Brands often talk about the opportunity and potential in Brazil, but it’s not all that easy doing business there. In addition to mountains of red tape, there is the all-encompassing ‘Brazil cost’ due to high taxes. For Frank Lund, founder and general director of distributor Frajo, the cost is there for everyone, and as long as Brazil remains inefficient in terms of infrastructure, has an over-regulated business environment and a complex tax system, almost every company will suffer.
One main problem is the country’s high taxes and the resulting cost of beauty products, which can be two to three times more expensive than in their country of origin. To get around this problem, more companies are looking at local production. This eliminates import duties and means that companies can use the savings to build their brand and expand distribution. Coty, for example, has begun producing the Rio Glow fragrance from its Jennifer Lopez brand locally, in partnership with direct-sales company Jequiti, thereby taking advantage of lower taxes.

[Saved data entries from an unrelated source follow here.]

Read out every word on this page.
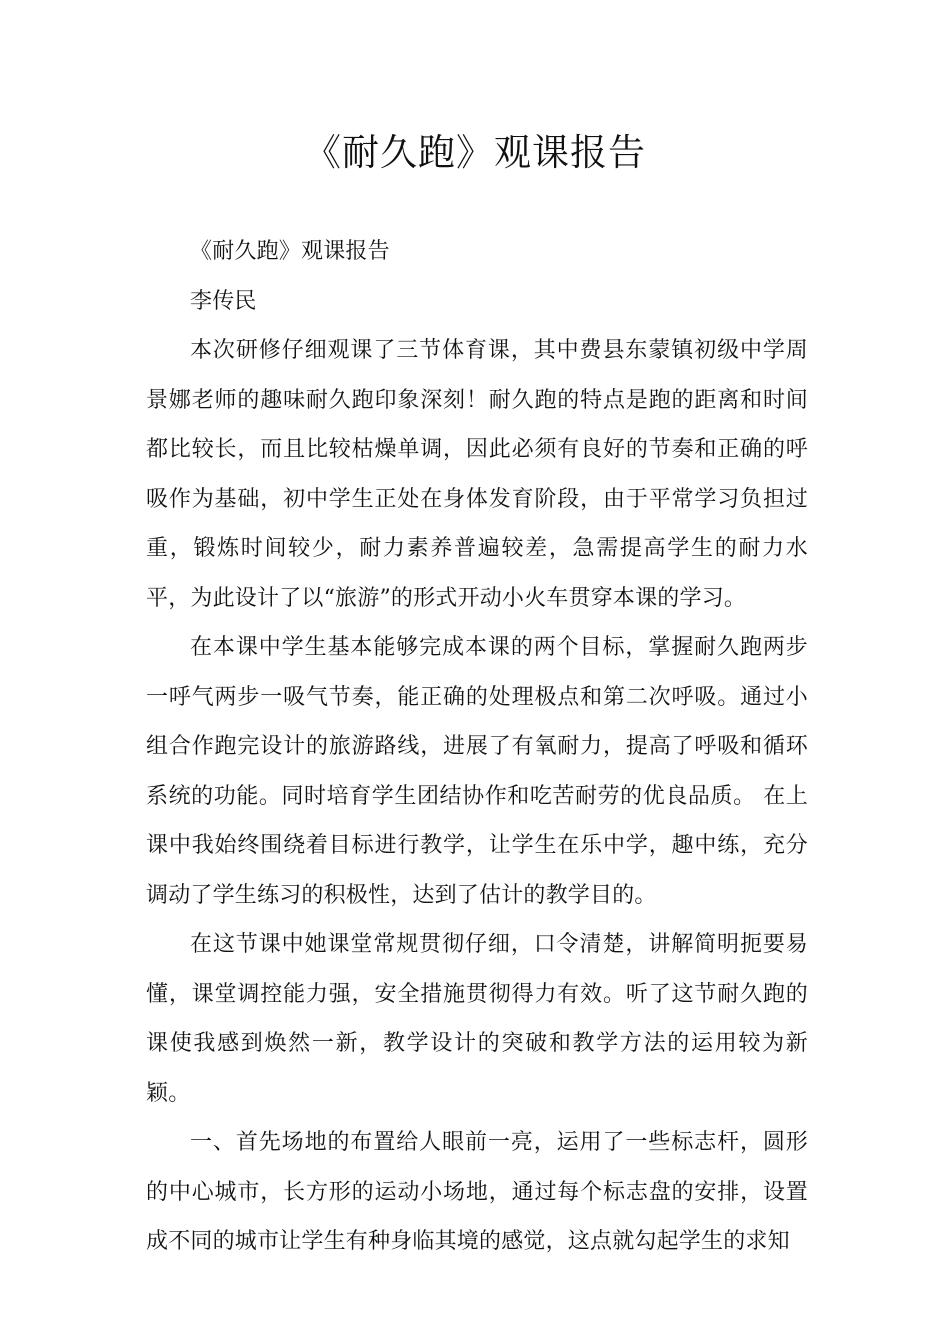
《耐久跑》观课报告

《耐久跑》观课报告

李传民

本次研修仔细观课了三节体育课，其中费县东蒙镇初级中学周景娜老师的趣味耐久跑印象深刻！耐久跑的特点是跑的距离和时间都比较长，而且比较枯燥单调，因此必须有良好的节奏和正确的呼吸作为基础，初中学生正处在身体发育阶段，由于平常学习负担过重，锻炼时间较少，耐力素养普遍较差，急需提高学生的耐力水平，为此设计了以“旅游”的形式开动小火车贯穿本课的学习。

在本课中学生基本能够完成本课的两个目标，掌握耐久跑两步一呼气两步一吸气节奏，能正确的处理极点和第二次呼吸。通过小组合作跑完设计的旅游路线，进展了有氧耐力，提高了呼吸和循环系统的功能。同时培育学生团结协作和吃苦耐劳的优良品质。 在上课中我始终围绕着目标进行教学，让学生在乐中学，趣中练，充分调动了学生练习的积极性，达到了估计的教学目的。

在这节课中她课堂常规贯彻仔细，口令清楚，讲解简明扼要易懂，课堂调控能力强，安全措施贯彻得力有效。听了这节耐久跑的课使我感到焕然一新，教学设计的突破和教学方法的运用较为新颖。

一、首先场地的布置给人眼前一亮，运用了一些标志杆，圆形的中心城市，长方形的运动小场地，通过每个标志盘的安排，设置成不同的城市让学生有种身临其境的感觉，这点就勾起学生的求知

Another example is the Everlast fragrance (whose license is held by UK-based company IBML Group), which was developed locally by distributor Bright Star. Brazil was one of the best-performing markets for Everlast, which prompted IBML Group to begin local production of its fragrances there. The results of the collaboration have been positive and some of the locally produced products may even be exported to other markets. Spanish Group Puig also locally produced fragrances from Brazilian actress Juliana Paes.

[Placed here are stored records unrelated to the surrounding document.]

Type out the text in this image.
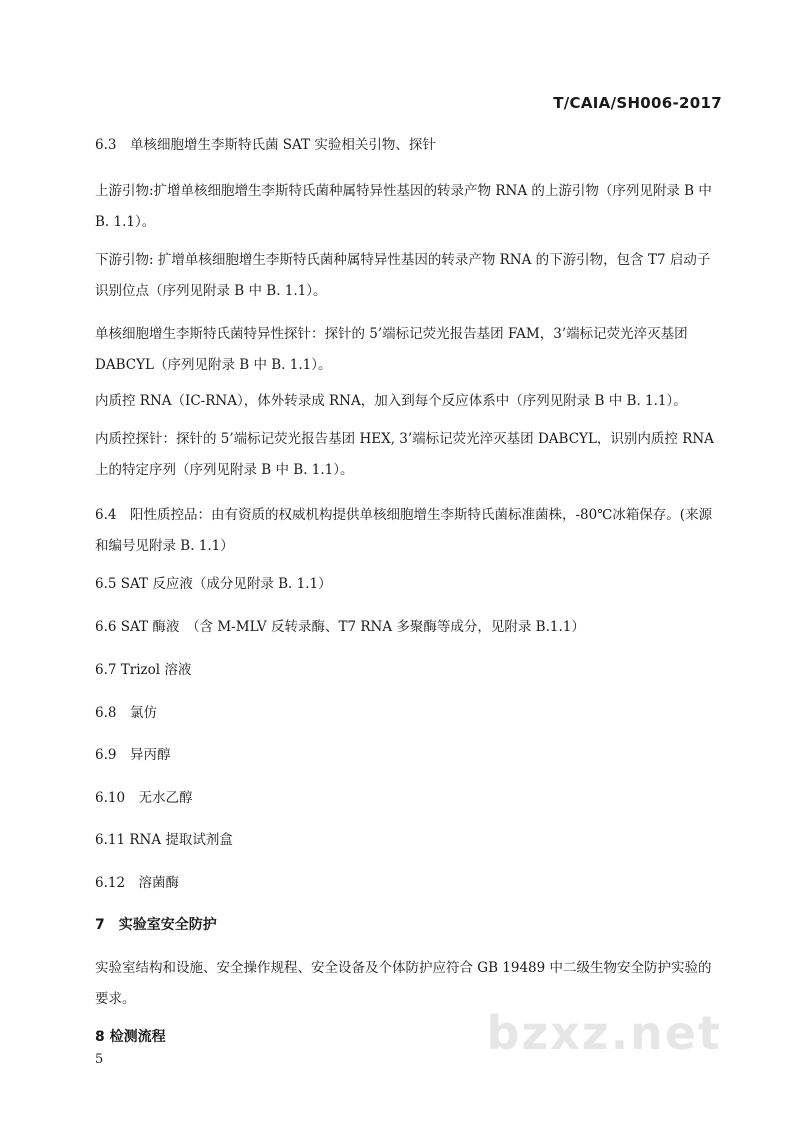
T/CAIA/SH006-2017
6.3　单核细胞增生李斯特氏菌 SAT 实验相关引物、探针
上游引物:扩增单核细胞增生李斯特氏菌种属特异性基因的转录产物 RNA 的上游引物（序列见附录 B 中 B. 1.1）。
下游引物: 扩增单核细胞增生李斯特氏菌种属特异性基因的转录产物 RNA 的下游引物，包含 T7 启动子识别位点（序列见附录 B 中 B. 1.1）。
单核细胞增生李斯特氏菌特异性探针：探针的 5’端标记荧光报告基团 FAM，3’端标记荧光淬灭基团 DABCYL（序列见附录 B 中 B. 1.1）。
内质控 RNA（IC-RNA），体外转录成 RNA，加入到每个反应体系中（序列见附录 B 中 B. 1.1）。
内质控探针：探针的 5’端标记荧光报告基团 HEX, 3’端标记荧光淬灭基团 DABCYL，识别内质控 RNA 上的特定序列（序列见附录 B 中 B. 1.1）。
6.4　阳性质控品：由有资质的权威机构提供单核细胞增生李斯特氏菌标准菌株，-80℃冰箱保存。(来源和编号见附录 B. 1.1）
6.5 SAT 反应液（成分见附录 B. 1.1）
6.6 SAT 酶液　（含 M-MLV 反转录酶、T7 RNA 多聚酶等成分，见附录 B.1.1）
6.7 Trizol 溶液
6.8　氯仿
6.9　异丙醇
6.10　无水乙醇
6.11 RNA 提取试剂盒
6.12　溶菌酶
7　实验室安全防护
实验室结构和设施、安全操作规程、安全设备及个体防护应符合 GB 19489 中二级生物安全防护实验的要求。
8 检测流程
5	bzxz.net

To get around the tax issue, some companies have sought to come up with products with a lighter fragrance concentration, as levies on these items are lower. However, the general director of LVMH fragrance brands Brazil, Renato Rabbat, this strategy has its limits. “If taxes were lowered the country would be looked at with new eyes, but today there is no volume to justify the development of Brazil by international brands, even with some successful limited-edition lower concentration fragrances, such as Kenzo Flower Legere,” he comments.